The scanner controls the electronic rocker arm to scan the surface of the sample, receiving the signal and amplifying it to form an image.
This high-resolution scanning microscopy technique is mainly used for the study of surface morphology, surface reaction, surface structure and electronic structure in the fields of surface physics, chemistry and materials science.
The electronic rocker arm is composed of a vertical arm and a horizontally fixed flat arm, using a magnetic head to read data on the hard disk. The movement of the arm is realized by the motor and the transmission device. When the electronic signal controls the motor, the arm moves to the designated track and sector to read the data. In the process of reading, the reading speed and progress of data are controlled by changing the position of the reading head.
The electronic rocker arm uses magnetic materials to read data by shifting between magnetic poles. Millions of data points are stored on the hard drive, and the electronic rocker arm is able to access these data points quickly and efficiently, thus enabling the reading and storage of data.

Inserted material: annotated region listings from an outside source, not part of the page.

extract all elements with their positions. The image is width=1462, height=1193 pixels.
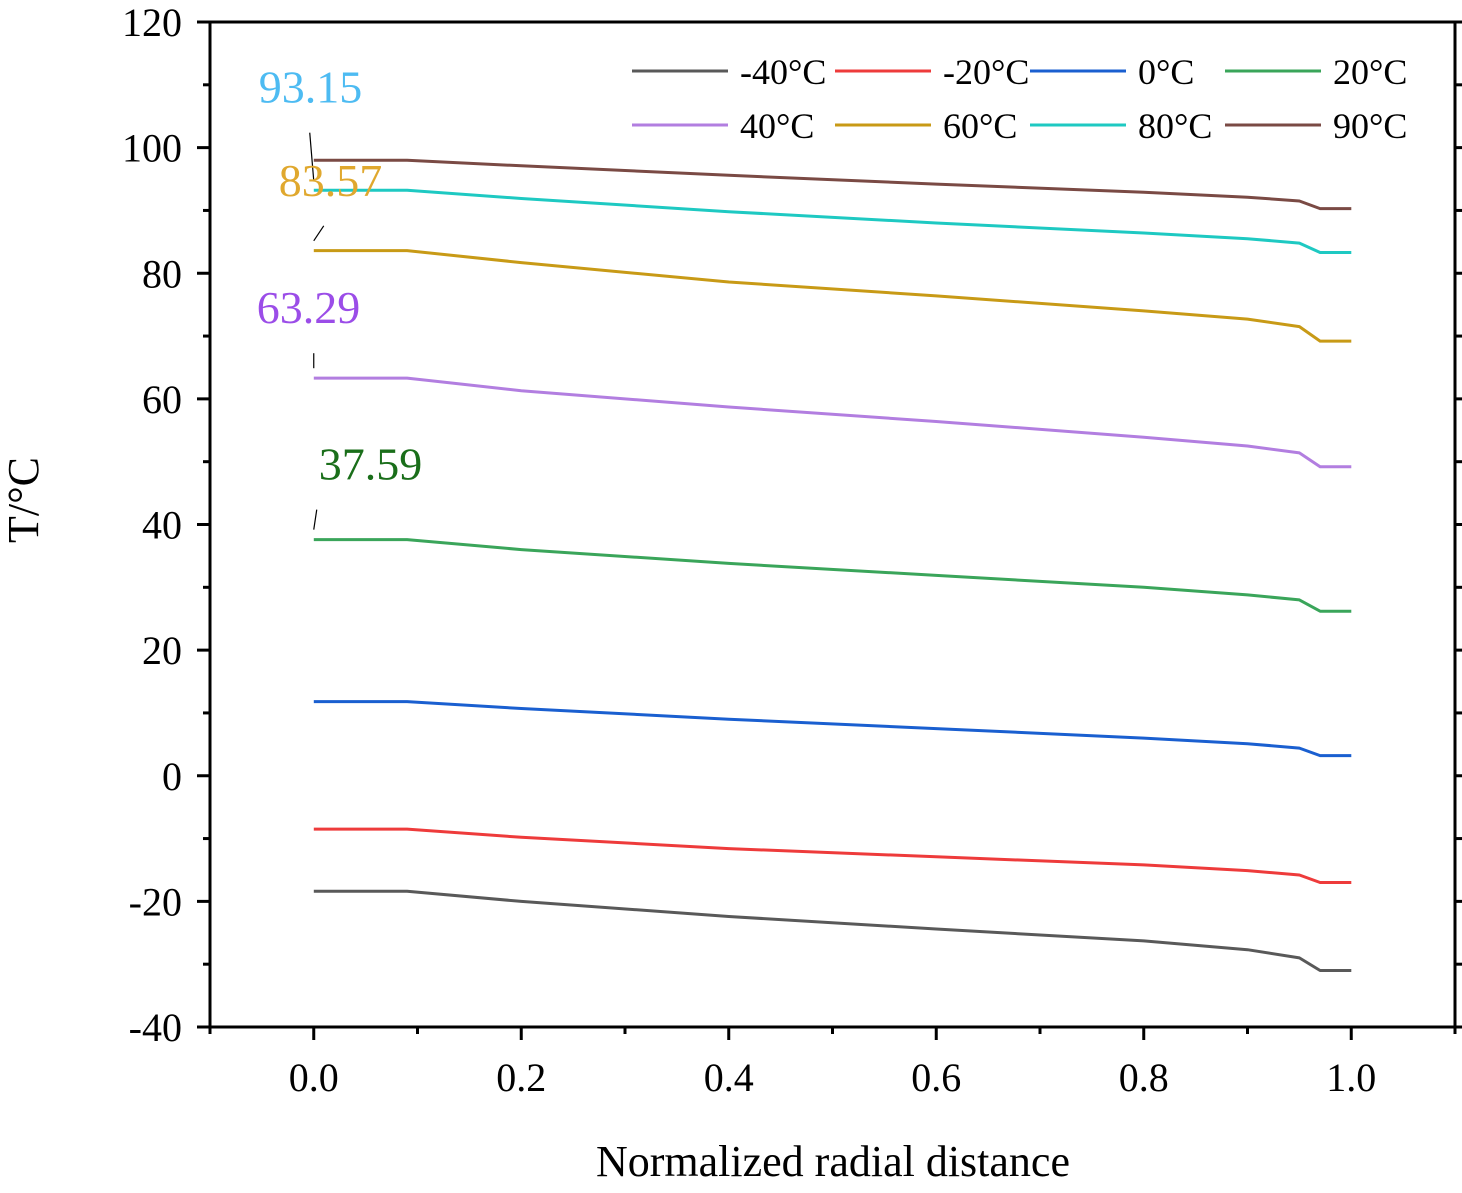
y-tick-label: 40 <box>142 503 182 548</box>
legend-label: 90°C <box>1333 106 1407 146</box>
series-line-7 <box>313 158 1352 211</box>
y-tick-label: 120 <box>122 0 182 45</box>
y-tick-label: 60 <box>142 377 182 422</box>
x-tick-label: 0.6 <box>911 1055 961 1100</box>
x-axis-title: Normalized radial distance <box>596 1137 1070 1186</box>
annotation-layer: 93.15 83.57 63.29 37.59 <box>257 62 423 530</box>
x-tick-label: 1.0 <box>1326 1055 1376 1100</box>
legend: -40°C -20°C 0°C 20°C 40°C 60°C 80°C 90°C <box>632 52 1407 146</box>
annotation-leader <box>313 509 318 530</box>
legend-label: -20°C <box>943 52 1029 92</box>
series-line-1 <box>313 827 1352 884</box>
y-tick-label: 100 <box>122 126 182 171</box>
annotation-leader <box>309 132 315 181</box>
series-line-0 <box>313 889 1352 972</box>
series-line-4 <box>313 376 1352 469</box>
y-tick-label: -20 <box>129 879 182 924</box>
axis-ticks: -40 -20 0 20 40 60 80 100 120 0.0 0.2 0.4 0.6 0.8 1.0 <box>122 0 1462 1100</box>
annotation-label: 93.15 <box>259 62 363 113</box>
legend-label: 0°C <box>1138 52 1194 92</box>
legend-label: 40°C <box>740 106 814 146</box>
annotation-label: 83.57 <box>279 155 383 206</box>
series-line-2 <box>313 700 1352 758</box>
plot-frame <box>208 20 1457 1029</box>
annotation-leader <box>313 225 325 242</box>
series-line-5 <box>313 249 1352 343</box>
x-tick-label: 0.0 <box>289 1055 339 1100</box>
series-line-6 <box>313 188 1352 254</box>
x-tick-label: 0.4 <box>704 1055 754 1100</box>
legend-label: 20°C <box>1333 52 1407 92</box>
annotation-label: 37.59 <box>319 439 423 490</box>
annotation-label: 63.29 <box>257 282 361 333</box>
y-tick-label: 80 <box>142 251 182 296</box>
series-layer <box>313 158 1352 972</box>
plot-border <box>208 20 1457 1029</box>
y-tick-label: -40 <box>129 1005 182 1050</box>
series-line-3 <box>313 538 1352 613</box>
y-tick-label: 20 <box>142 628 182 673</box>
y-axis-title: T/°C <box>0 457 48 543</box>
legend-label: 60°C <box>943 106 1017 146</box>
legend-label: -40°C <box>740 52 826 92</box>
x-tick-label: 0.2 <box>496 1055 546 1100</box>
legend-label: 80°C <box>1138 106 1212 146</box>
x-tick-label: 0.8 <box>1119 1055 1169 1100</box>
y-tick-label: 0 <box>162 754 182 799</box>
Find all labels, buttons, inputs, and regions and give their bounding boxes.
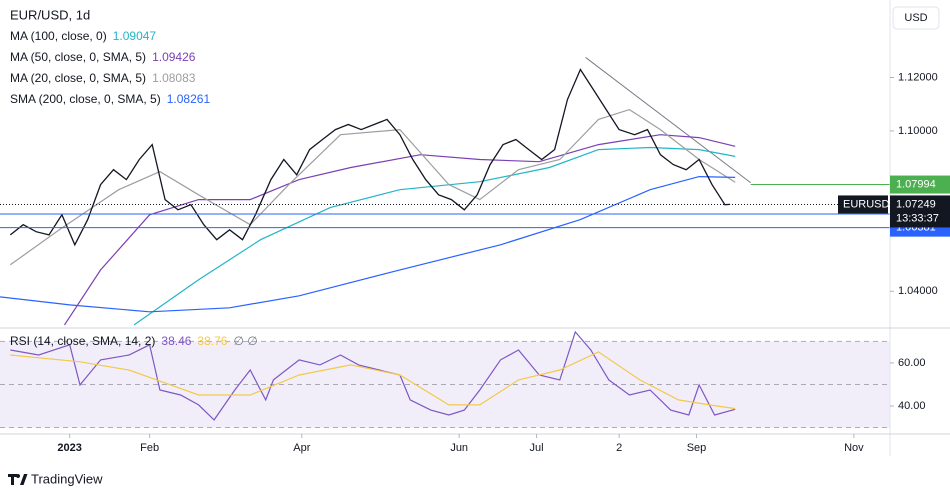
currency-button[interactable] <box>892 6 940 30</box>
legend-entry: MA (20, close, 0, SMA, 5) 1.08083 <box>10 71 196 85</box>
legend-value: 1.08261 <box>167 92 211 106</box>
legend-name: MA (20, close, 0, SMA, 5) <box>10 71 146 85</box>
logo: TradingView <box>8 471 103 486</box>
series-line <box>9 68 731 247</box>
rsi-legend: RSI (14, close, SMA, 14, 2) 38.46 38.76 ∅ ∅ <box>10 334 258 348</box>
pane <box>0 57 751 326</box>
plot-area <box>0 57 890 428</box>
y-tick-label: 1.04000 <box>898 285 938 297</box>
series-line <box>133 146 736 326</box>
y-tick-label: 40.00 <box>898 400 926 412</box>
x-tick-label: Feb <box>140 442 159 454</box>
legend-entry: MA (100, close, 0) 1.09047 <box>10 29 156 43</box>
x-tick-label: Sep <box>687 442 707 454</box>
logo-text: TradingView <box>31 471 103 486</box>
legend-entry: MA (50, close, 0, SMA, 5) 1.09426 <box>10 50 196 64</box>
countdown: 13:33:37 <box>896 212 939 224</box>
currency-label[interactable]: USD <box>904 12 927 24</box>
symbol-label: EURUSD <box>843 198 890 210</box>
legend-extra: ∅ ∅ <box>233 334 257 348</box>
y-tick-label: 1.12000 <box>898 71 938 83</box>
series-line <box>0 175 736 313</box>
legend-name: RSI (14, close, SMA, 14, 2) <box>10 334 155 348</box>
x-tick-label: Jun <box>450 442 468 454</box>
legend-name: MA (50, close, 0, SMA, 5) <box>10 50 146 64</box>
level-label: 1.07994 <box>896 178 936 190</box>
series-line <box>63 134 736 326</box>
chart-title: EUR/USD, 1d <box>10 7 90 22</box>
legend-value: 1.09047 <box>113 29 157 43</box>
legend-name: SMA (200, close, 0, SMA, 5) <box>10 92 161 106</box>
legend-value: 38.46 <box>161 334 191 348</box>
x-tick-label: Nov <box>844 442 864 454</box>
legend-value: 38.76 <box>197 334 227 348</box>
x-tick-label: 2 <box>616 442 622 454</box>
y-tick-label: 1.10000 <box>898 125 938 137</box>
level-tag <box>890 175 950 194</box>
x-tick-label: Apr <box>293 442 310 454</box>
price-label: 1.07249 <box>896 198 936 210</box>
trendline <box>585 57 751 184</box>
legend-value: 1.09426 <box>152 50 196 64</box>
y-tick-label: 60.00 <box>898 357 926 369</box>
price-tag <box>890 195 950 228</box>
series-line <box>9 108 736 266</box>
symbol-tag <box>838 195 888 214</box>
legend-name: MA (100, close, 0) <box>10 29 107 43</box>
legend-entry: SMA (200, close, 0, SMA, 5) 1.08261 <box>10 92 210 106</box>
x-tick-label: Jul <box>530 442 544 454</box>
series-line <box>10 351 736 410</box>
x-tick-label: 2023 <box>57 442 81 454</box>
pane <box>0 330 890 428</box>
legend-value: 1.08083 <box>152 71 196 85</box>
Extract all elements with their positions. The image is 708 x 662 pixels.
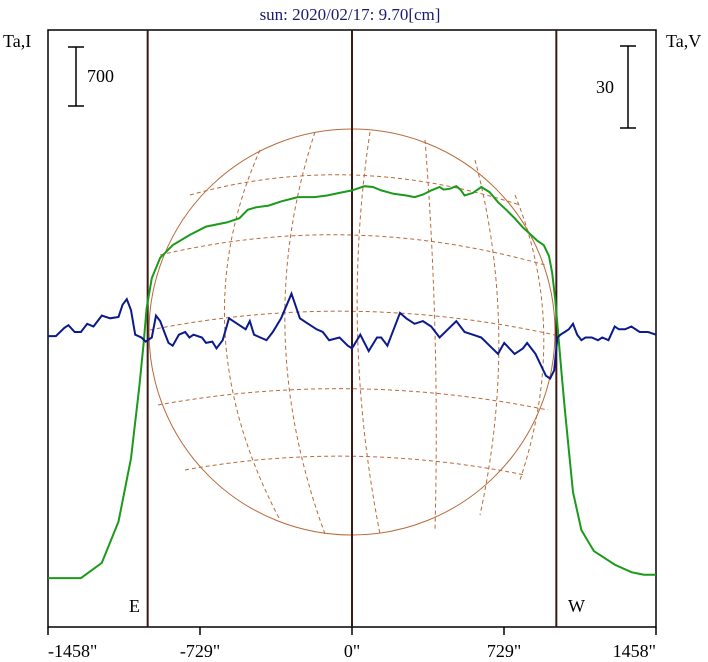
west-label: W — [568, 596, 585, 616]
longitude-line — [223, 149, 281, 521]
series-line-intensity — [48, 185, 656, 580]
longitude-line — [284, 131, 326, 535]
left-scale-value: 700 — [87, 66, 114, 86]
reference-lines — [146, 30, 558, 627]
right-axis-label: Ta,V — [666, 31, 701, 51]
right-scale-value: 30 — [596, 77, 614, 97]
x-tick-label: 0" — [344, 641, 360, 661]
right-scale-bar — [620, 45, 636, 129]
x-tick-label: -729" — [180, 641, 220, 661]
longitude-line — [356, 131, 381, 535]
x-axis-ticks: -1458" -729" 0" 729" 1458" — [47, 627, 657, 661]
left-scale-bar — [68, 46, 84, 107]
x-tick-label: 1458" — [613, 641, 656, 661]
latitude-line — [184, 455, 526, 476]
east-label: E — [129, 596, 140, 616]
chart-title: sun: 2020/02/17: 9.70[cm] — [260, 5, 441, 24]
x-tick-label: -1458" — [48, 641, 97, 661]
series-line-polarization — [48, 290, 657, 380]
left-axis-label: Ta,I — [3, 31, 31, 51]
latitude-line — [149, 310, 556, 336]
longitude-line — [514, 194, 545, 481]
x-tick-label: 729" — [487, 641, 521, 661]
latitude-line — [157, 388, 549, 411]
longitude-line — [474, 159, 500, 516]
longitude-line — [424, 139, 437, 531]
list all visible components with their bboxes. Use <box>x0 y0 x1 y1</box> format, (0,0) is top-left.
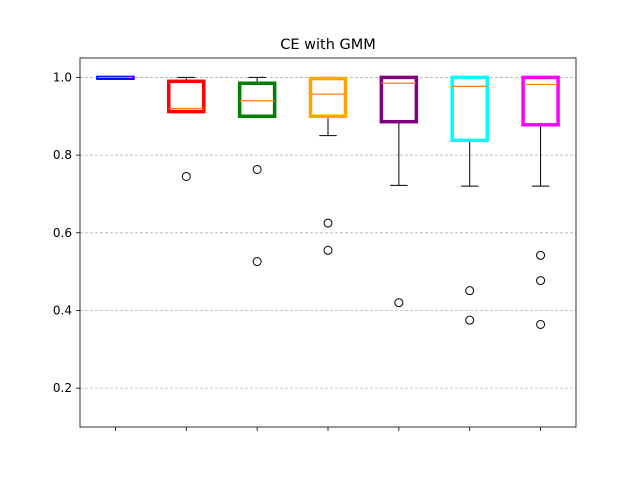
outlier-point <box>465 286 475 296</box>
box-layer <box>96 75 560 329</box>
outlier-point <box>536 276 546 286</box>
outlier-point <box>465 315 475 325</box>
y-tick-label: 0.6 <box>53 226 72 240</box>
box-iqr <box>450 75 489 143</box>
outlier-point <box>181 171 191 181</box>
box-group <box>308 76 348 255</box>
box-group <box>379 75 419 308</box>
y-tick-label: 0.4 <box>53 303 72 317</box>
outlier-point <box>536 319 546 329</box>
plot-frame <box>79 57 577 428</box>
box-iqr <box>521 75 560 127</box>
box-group <box>96 75 135 80</box>
box-iqr <box>308 76 348 119</box>
box-group <box>450 75 489 325</box>
y-tick-label: 0.2 <box>53 381 72 395</box>
box-iqr <box>379 75 419 124</box>
axis-layer: 0.2 0.4 0.6 0.8 1.0 <box>53 57 577 431</box>
outlier-point <box>323 218 333 228</box>
outlier-point <box>323 245 333 255</box>
box-group <box>167 76 206 181</box>
box-iqr <box>237 81 277 119</box>
chart-title: CE with GMM <box>280 37 376 53</box>
box-group <box>521 75 560 329</box>
outlier-point <box>536 250 546 260</box>
box-iqr <box>167 79 206 114</box>
y-tick-label: 0.8 <box>53 148 72 162</box>
outlier-point <box>252 164 262 174</box>
box-group <box>237 76 277 267</box>
outlier-point <box>252 257 262 267</box>
y-tick-label: 1.0 <box>53 70 72 84</box>
outlier-point <box>394 298 404 308</box>
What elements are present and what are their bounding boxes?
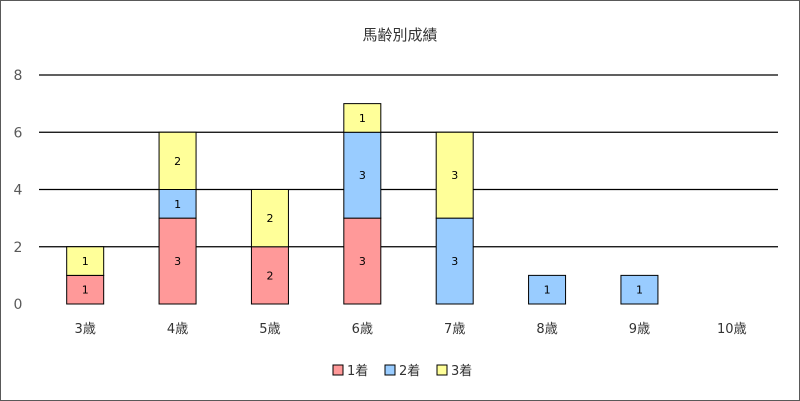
bars: 1 1 3 1 2 2 2 3 3 1 3 3 1 1 bbox=[66, 103, 659, 305]
bar-segment bbox=[435, 131, 474, 219]
bar-segment bbox=[250, 189, 289, 248]
y-tick-label: 2 bbox=[14, 240, 23, 256]
x-tick-label: 3歳 bbox=[75, 322, 96, 337]
x-tick-label: 10歳 bbox=[717, 322, 747, 337]
bar-segment bbox=[528, 274, 567, 305]
y-tick-label: 8 bbox=[14, 68, 23, 84]
chart-title: 馬齢別成績 bbox=[362, 26, 437, 44]
legend-swatch bbox=[332, 364, 344, 376]
data-label: 1 bbox=[174, 198, 181, 211]
x-axis-ticks: 3歳 4歳 5歳 6歳 7歳 8歳 9歳 10歳 bbox=[75, 322, 747, 337]
y-tick-label: 4 bbox=[14, 183, 23, 199]
data-label: 2 bbox=[174, 155, 181, 168]
bar-segment bbox=[620, 274, 659, 305]
bar-segment bbox=[435, 217, 474, 305]
bar-segment bbox=[66, 274, 105, 305]
bar-segment bbox=[158, 189, 197, 219]
y-tick-label: 6 bbox=[14, 125, 23, 141]
x-tick-label: 8歳 bbox=[536, 322, 557, 337]
x-tick-label: 4歳 bbox=[167, 322, 188, 337]
x-tick-label: 9歳 bbox=[629, 322, 650, 337]
bar-segment bbox=[66, 246, 105, 276]
legend-label: 3着 bbox=[451, 363, 472, 379]
y-tick-label: 0 bbox=[14, 297, 23, 313]
x-tick-label: 7歳 bbox=[444, 322, 465, 337]
data-label: 3 bbox=[174, 255, 181, 268]
legend: 1着 2着 3着 bbox=[332, 363, 472, 379]
data-label: 3 bbox=[451, 169, 458, 182]
data-label: 2 bbox=[266, 212, 273, 225]
data-label: 2 bbox=[266, 269, 273, 282]
data-label: 1 bbox=[544, 284, 551, 297]
y-axis-ticks: 0 2 4 6 8 bbox=[14, 68, 23, 313]
data-label: 1 bbox=[359, 112, 366, 125]
data-label: 3 bbox=[451, 255, 458, 268]
legend-label: 1着 bbox=[347, 363, 368, 379]
data-label: 1 bbox=[636, 284, 643, 297]
x-tick-label: 5歳 bbox=[259, 322, 280, 337]
bar-segment bbox=[250, 246, 289, 305]
legend-label: 2着 bbox=[399, 363, 420, 379]
gridlines bbox=[39, 74, 778, 248]
data-label: 3 bbox=[359, 169, 366, 182]
x-tick-label: 6歳 bbox=[352, 322, 373, 337]
data-label: 1 bbox=[82, 284, 89, 297]
data-label: 1 bbox=[82, 255, 89, 268]
bar-segment bbox=[158, 131, 197, 190]
bar-segment bbox=[343, 131, 382, 219]
bar-segment bbox=[343, 103, 382, 133]
legend-swatch bbox=[384, 364, 396, 376]
data-label: 3 bbox=[359, 255, 366, 268]
legend-swatch bbox=[436, 364, 448, 376]
bar-segment bbox=[343, 217, 382, 305]
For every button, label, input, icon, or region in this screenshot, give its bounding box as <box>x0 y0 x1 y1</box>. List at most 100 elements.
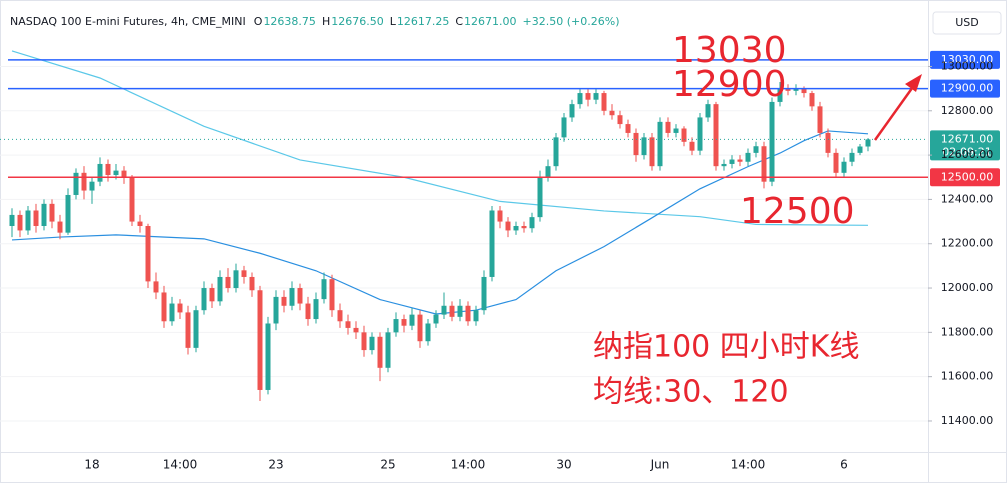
candle-body <box>665 121 671 133</box>
candle-body <box>273 296 279 324</box>
ohlc-value: 12671.00 <box>464 15 517 28</box>
annotation: 均线:30、120 <box>593 375 789 410</box>
candle-body <box>377 336 383 368</box>
x-tick-label: 14:00 <box>163 458 198 472</box>
candle-body <box>209 288 215 302</box>
candle-body <box>489 210 495 277</box>
annotation: 12500 <box>740 191 855 232</box>
candle-body <box>345 321 351 328</box>
header: NASDAQ 100 E-mini Futures, 4h, CME_MINI … <box>10 15 620 28</box>
candle-body <box>801 88 807 94</box>
candle-body <box>217 276 223 302</box>
candle-body <box>689 141 695 151</box>
y-tick-label: 12600.00 <box>941 148 994 161</box>
ohlc-value: 12638.75 <box>263 15 316 28</box>
candle-body <box>609 110 615 116</box>
x-tick-label: 30 <box>556 458 571 472</box>
candle-body <box>745 152 751 162</box>
candle-body <box>201 288 207 311</box>
candle-body <box>17 214 23 231</box>
candle-body <box>393 319 399 333</box>
candle-body <box>649 137 655 167</box>
candle-body <box>809 93 815 107</box>
candle-body <box>65 194 71 233</box>
axes: 13000.00 12800.00 12600.00 12400.00 12200.00… <box>84 59 993 471</box>
moving-average-line <box>11 130 869 315</box>
ohlc-key: C <box>455 15 463 28</box>
candle-body <box>337 310 343 322</box>
candle-body <box>225 276 231 289</box>
y-tick-label: 11600.00 <box>941 370 994 383</box>
candle-body <box>249 276 255 291</box>
y-tick-label: 11400.00 <box>941 414 994 427</box>
ohlc-value: 12676.50 <box>331 15 384 28</box>
y-tick-label: 12400.00 <box>941 192 994 205</box>
candle-body <box>841 161 847 173</box>
candle-body <box>49 203 55 222</box>
x-tick-label: 23 <box>268 458 283 472</box>
symbol-title: NASDAQ 100 E-mini Futures, 4h, CME_MINI <box>10 15 246 28</box>
level-price-box <box>930 79 1000 98</box>
level-price-label: 12900.00 <box>941 82 994 95</box>
candle-body <box>185 312 191 348</box>
candle-body <box>289 288 295 306</box>
x-tick-label: 18 <box>84 458 99 472</box>
y-tick-label: 12200.00 <box>941 237 994 250</box>
candle-body <box>425 323 431 342</box>
candles <box>9 81 871 402</box>
candle-body <box>721 163 727 167</box>
level-price-label: 13030.00 <box>941 53 994 66</box>
candle-body <box>25 210 31 231</box>
candle-body <box>257 290 263 390</box>
candle-body <box>593 93 599 100</box>
last-price-box <box>930 130 1000 161</box>
candle-body <box>473 310 479 322</box>
annotation: 13030 <box>672 30 787 71</box>
candle-body <box>41 203 47 226</box>
candle-body <box>441 305 447 315</box>
candle-body <box>561 117 567 138</box>
y-tick-label: 12800.00 <box>941 104 994 117</box>
candle-body <box>385 332 391 368</box>
x-tick-label: 14:00 <box>451 458 486 472</box>
candle-body <box>497 210 503 222</box>
ohlc-key: O <box>254 15 263 28</box>
x-tick-label: Jun <box>650 458 670 472</box>
candle-body <box>153 281 159 293</box>
candle-body <box>297 288 303 304</box>
candle-body <box>81 172 87 191</box>
candle-body <box>753 146 759 153</box>
candle-body <box>553 137 559 167</box>
candle-body <box>529 217 535 229</box>
candle-body <box>569 104 575 118</box>
level-price-box <box>930 168 1000 187</box>
y-tick-label: 12000.00 <box>941 281 994 294</box>
y-tick-label: 13000.00 <box>941 59 994 72</box>
candle-body <box>145 226 151 282</box>
candle-body <box>233 270 239 289</box>
candle-body <box>89 181 95 191</box>
candle-body <box>313 299 319 320</box>
candle-body <box>713 104 719 167</box>
candle-body <box>177 303 183 313</box>
candle-body <box>9 214 15 226</box>
x-tick-label: 25 <box>380 458 395 472</box>
candle-body <box>73 172 79 195</box>
currency[interactable]: USD <box>955 16 979 29</box>
candle-body <box>129 177 135 222</box>
candle-body <box>793 88 799 91</box>
moving-average-line <box>11 50 869 226</box>
candle-body <box>857 146 863 153</box>
x-tick-label: 14:00 <box>731 458 766 472</box>
candle-body <box>761 146 767 182</box>
candle-body <box>601 93 607 111</box>
candle-body <box>241 270 247 277</box>
candle-body <box>265 323 271 390</box>
candle-body <box>321 279 327 300</box>
candle-body <box>633 132 639 156</box>
ohlc-key: H <box>322 15 330 28</box>
candle-body <box>281 296 287 306</box>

The Electronic Rocker arm (EFM) is a scanning probe technology that detects surface topography and chemical composition by scanning the position of the probe on the surface of a sample. During scanning, the distance between the probe and the sample changes as the probe moves.
EFM uses this distance change to detect the impedance change of the scanning probe, thereby obtaining topological and electrical properties of the sample surface. EFM technology can be applied to the research of biomedicine, materials science, electronics and other fields.